The Bloomberg article raises interesting questions why, notably in data that the military itself provides.
Officials, for example, concede that the General Accountability Office, a top government watchdog, reported that “medical incidents that lead to death or severe injury in the military’s global system of hospitals and clinics … increased to 319 in 2016 from 121 in 2013.” The Pentagon asserts that its rigorous reporting requirements, not a spike in bad or negligent medical and dental care, led to the trebling in problematic incidents.
But the Bloomberg article, in describing the complexities of military medical care, also notes that because active duty personnel cannot sue for malpractice, doctors in the Pentagon’s service do not carry malpractice insurance and are not required to. The military takes advantage of this legal loophole to hire contract doctors who cannot get malpractice coverage in civilian life, Stayskal’s lawyers argue, with his counsel Natalie Khawam telling Bloomberg: “When a physician commits malpractice, he or she is dropped by their insurance carrier. Only DoD medical facilities and VA hospitals do not require their civilian physicians to carry malpractice coverage. Given the fact that they are uninsured, the soldiers are not only receiving substandard care, they are unable to have legal recourse.”

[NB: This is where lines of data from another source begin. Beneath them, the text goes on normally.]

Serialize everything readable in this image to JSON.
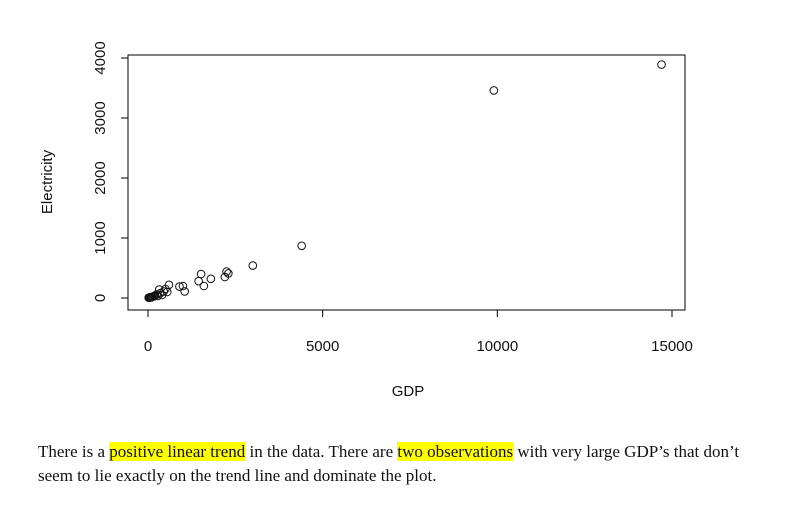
{
  "chart_data": {
    "type": "scatter",
    "xlabel": "GDP",
    "ylabel": "Electricity",
    "xlim": [
      0,
      15000
    ],
    "ylim": [
      0,
      4000
    ],
    "x_ticks": [
      0,
      5000,
      10000,
      15000
    ],
    "y_ticks": [
      0,
      1000,
      2000,
      3000,
      4000
    ],
    "grid": false,
    "marker": "open-circle",
    "points": [
      {
        "x": 20,
        "y": 5
      },
      {
        "x": 40,
        "y": 10
      },
      {
        "x": 60,
        "y": 8
      },
      {
        "x": 80,
        "y": 15
      },
      {
        "x": 100,
        "y": 12
      },
      {
        "x": 120,
        "y": 20
      },
      {
        "x": 150,
        "y": 25
      },
      {
        "x": 180,
        "y": 30
      },
      {
        "x": 200,
        "y": 40
      },
      {
        "x": 250,
        "y": 60
      },
      {
        "x": 280,
        "y": 35
      },
      {
        "x": 320,
        "y": 140
      },
      {
        "x": 350,
        "y": 80
      },
      {
        "x": 400,
        "y": 50
      },
      {
        "x": 450,
        "y": 110
      },
      {
        "x": 500,
        "y": 150
      },
      {
        "x": 550,
        "y": 100
      },
      {
        "x": 600,
        "y": 220
      },
      {
        "x": 900,
        "y": 190
      },
      {
        "x": 1000,
        "y": 200
      },
      {
        "x": 1050,
        "y": 110
      },
      {
        "x": 1450,
        "y": 280
      },
      {
        "x": 1520,
        "y": 400
      },
      {
        "x": 1600,
        "y": 200
      },
      {
        "x": 1800,
        "y": 320
      },
      {
        "x": 2200,
        "y": 350
      },
      {
        "x": 2250,
        "y": 440
      },
      {
        "x": 2300,
        "y": 410
      },
      {
        "x": 3000,
        "y": 540
      },
      {
        "x": 4400,
        "y": 870
      },
      {
        "x": 9900,
        "y": 3460
      },
      {
        "x": 14700,
        "y": 3890
      }
    ]
  },
  "caption": {
    "t1": "There is a ",
    "h1": "positive linear trend",
    "t2": " in the data. There are ",
    "h2": "two observations",
    "t3": " with very large GDP’s that don’t seem to lie exactly on the trend line and dominate the plot."
  }
}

What would be the burden of allowing active duty military personnel to seek justice and some level of compensation for medical injuries inflicted in Uncle Sam’s care? The Pentagon is fighting the Feres doctrine revision over a cost it estimates at $440 million over a decade, Bloomberg reported.
Speier, an Armed Services subcommittee chair, criticized the Pentagon for its resistance to allowing malpractice suits, saying, “It’s not going to cost that much money. If we get competent medical providers, I guess it wouldn’t be a problem.”
For the record, if the Pentagon’s estimate is accurate, that breaks down to $44 million annually in a military that received more than $700 billion from taxpayers in 2018. It’s also less than half of what Americans have forked over (an estimated $102 million) for the president’s frequent golf trips.
In my practice, I see not only the harms that patients suffer while seeking medical services, but also the havoc that can be wreaked on service members and their families when they receive bad or negligent military medical care at hospitals or clinics run by one of the armed services or the Department of Veterans Affairs. The Feres doctrine adds yet more complexity to malpractice cases that can be stressful to patients. Readers may want to check our law firm’s website for more details on who can and cannot sue over malpractice events at military hospitals and clinics.
Here’s hoping that lawmakers, especially if they are hearing from concerned voters, find a way to remedy the unacceptable Feres doctrine. It’s unfair to ask service personnel to take the highest risks and make great sacrifices, while taking away from them constitutional right we enjoy as civilians to pursue through the civil justice system appropriate claims of harm — medical malpractice suits that do not challenge the order, discipline, and function of forces on or near combat.
Doctors, hospitals, and insurers long have sought to demonize medical malpractice suits, but a building body of research shows they not only bring due justice and needed financial and medical support to the harmed, they also serve as an important way to rid medicine of bad and negligent doctors and other personnel. These too often are repeat offenders. We don’t and can’t have such poor professionals treating civilians—or service personnel.